A Spatio-Temporal Approach for Video Text Detection and Tracking in Complex Background
Bo-Da Lin (林柏達)
中華民國 96 年 7 月


  Video text detection in unconstrained environment is a great challenge due to arbitrary color, size, orientation and low contrast of text and background. This paper proposes a novel method that not only utilizes texture analysis in spatial domain, but also incorporates temporal information in time domain, to tackle the challenging problem. A 3D wavelet transform is first proposed to filter out high and low frequencies in both spatial and temporal domain. Statistical feature of text are extracted from the filter sub-bands. A Gaussian mixture Bayesian network is derived to classify text regions through the statistical features. Text tracking is achieved by a modified particle filter, which tracks text feature of kernel edge orientation histogram. In our experimental data, it had static text and dynamic text in complex background and also had scene text and graphic text that contain English, Japan and Chinese text. We detect text for each frame with 97.85% recall rate and 94.04% precision rate. Combining tracking method with the detection method can improve 33% efficiency, with 93.54% recall rate and 90.10% precision rate.
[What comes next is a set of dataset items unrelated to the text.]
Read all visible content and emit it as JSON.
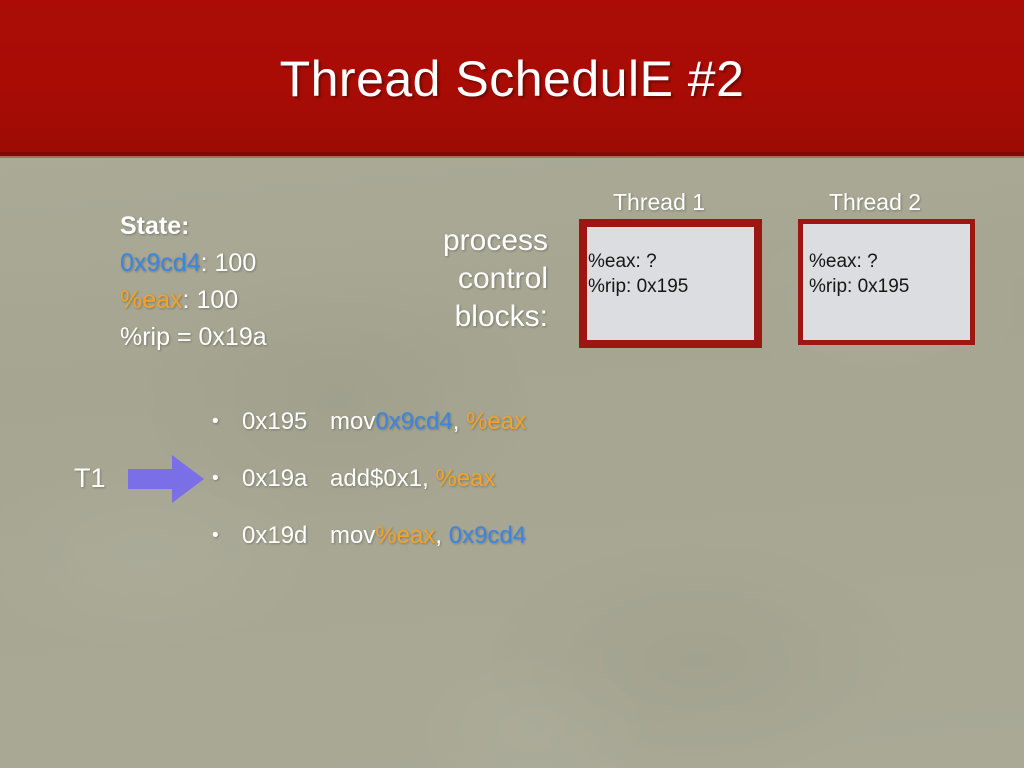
{
  "slide": {
    "title": "Thread SchedulE #2",
    "colors": {
      "band_red": "#a80c05",
      "background": "#a6a693",
      "accent_blue": "#3c86e2",
      "accent_orange": "#f3a227",
      "box_border_red": "#9c1712",
      "box_fill": "#dcdde0",
      "arrow_purple": "#7b6fe8"
    }
  },
  "state": {
    "heading": "State:",
    "lines": [
      {
        "key": "0x9cd4",
        "key_color": "blue",
        "sep": ": ",
        "value": "100"
      },
      {
        "key": "%eax",
        "key_color": "orange",
        "sep": ": ",
        "value": "100"
      },
      {
        "key": "%rip",
        "key_color": "white",
        "sep": " = ",
        "value": "0x19a"
      }
    ]
  },
  "pcb": {
    "label_line1": "process",
    "label_line2": "control",
    "label_line3": "blocks:"
  },
  "threads": [
    {
      "label": "Thread 1",
      "eax_line": "%eax: ?",
      "rip_line": "%rip: 0x195"
    },
    {
      "label": "Thread 2",
      "eax_line": "%eax: ?",
      "rip_line": "%rip: 0x195"
    }
  ],
  "marker": {
    "label": "T1",
    "arrow_icon": "right-arrow-icon"
  },
  "instructions": [
    {
      "bullet": "•",
      "address": "0x195",
      "mnemonic": "mov ",
      "operand1": "0x9cd4",
      "operand1_color": "blue",
      "comma": ", ",
      "operand2": "%eax",
      "operand2_color": "orange"
    },
    {
      "bullet": "•",
      "address": "0x19a",
      "mnemonic": "add ",
      "operand1": "$0x1",
      "operand1_color": "white",
      "comma": ", ",
      "operand2": "%eax",
      "operand2_color": "orange"
    },
    {
      "bullet": "•",
      "address": "0x19d",
      "mnemonic": "mov ",
      "operand1": "%eax",
      "operand1_color": "orange",
      "comma": ", ",
      "operand2": "0x9cd4",
      "operand2_color": "blue"
    }
  ]
}
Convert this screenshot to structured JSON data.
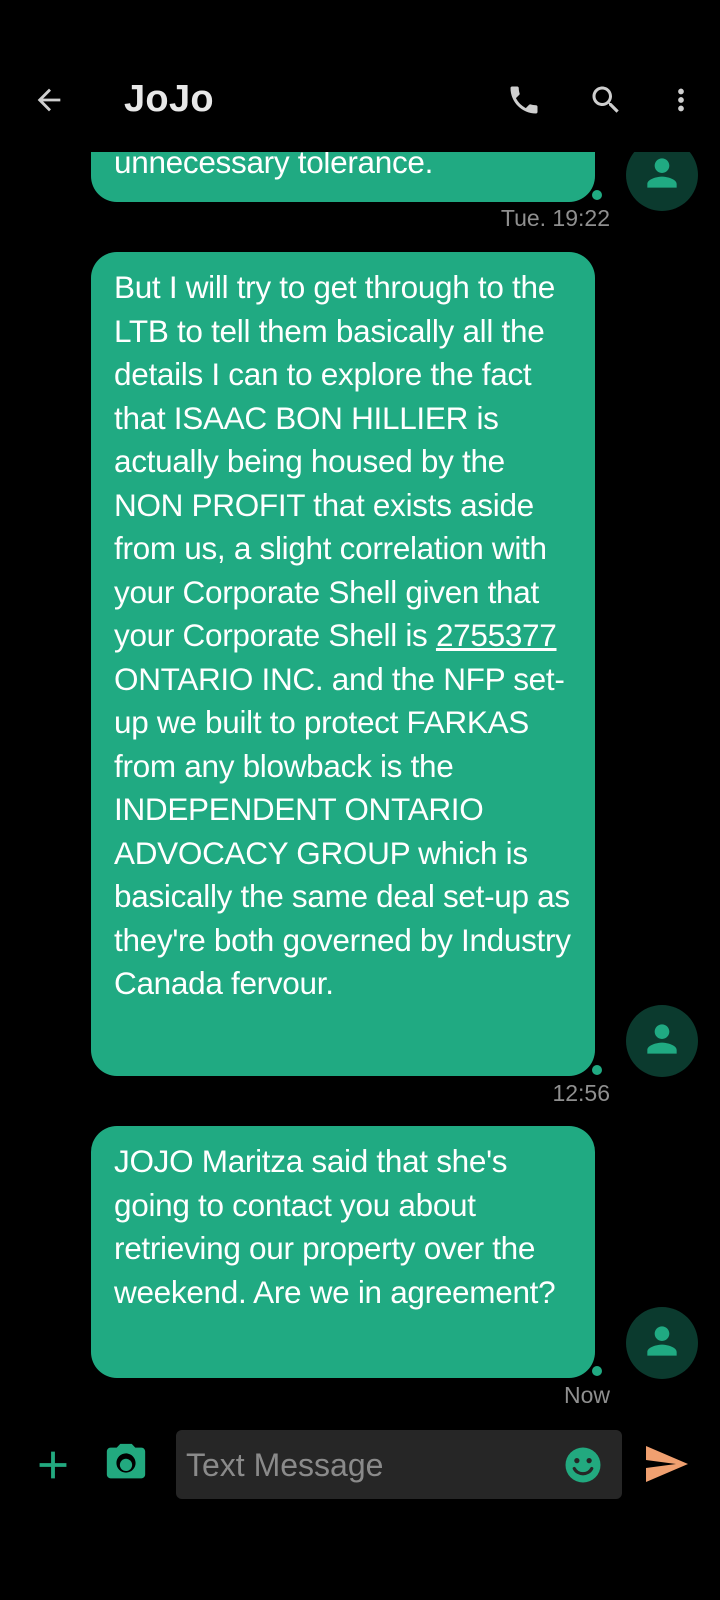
{
  "header": {
    "title": "JoJo",
    "icons": [
      "back-arrow-icon",
      "phone-icon",
      "search-icon",
      "more-vert-icon"
    ]
  },
  "messages": [
    {
      "text": "unnecessary tolerance.",
      "time": "Tue. 19:22"
    },
    {
      "text_parts": [
        "But I will try to get through to the LTB to tell them basically all the details I can to explore the fact that ISAAC BON HILLIER is actually being housed by the NON PROFIT that exists aside from us, a slight correlation with your Corporate Shell given that your Corporate Shell is ",
        "2755377",
        " ONTARIO INC. and the NFP set-up we built to protect FARKAS from any blowback is the INDEPENDENT ONTARIO ADVOCACY GROUP which is basically the same deal set-up as they're both governed by Industry Canada fervour."
      ],
      "time": "12:56"
    },
    {
      "text": "JOJO Maritza said that she's going to contact you about retrieving our property over the weekend. Are we in agreement?",
      "time": "Now"
    }
  ],
  "composer": {
    "placeholder": "Text Message",
    "icons": [
      "add-icon",
      "camera-icon",
      "emoji-icon",
      "send-icon"
    ]
  },
  "colors": {
    "background": "#000000",
    "bubble": "#20aa82",
    "accent_icon": "#22a97f",
    "send": "#f0a070",
    "avatar_bg": "#0b3a2e",
    "time_text": "#8f8f8f"
  }
}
   As text edges are textural feature, we propose a spatio-temporal wavelet transform method to find edge intensity from image sequences. Then we find textural features by gray level co-occurrence matrix (GLCM) with four directions. We recognize text blocks by a novel Gaussian mixture model (GMM) classifier. A small window (8×8) scanned left to right, top to down with four pixels overlap, because more precise boundary of text could be extracted. In the tracking part, we track text regions for every five frames with particle filter because sometimes texts suddenly appear. We predict position of text regions by particle filter and utilized kernel edge orientation histogram to decide weight in particle filter.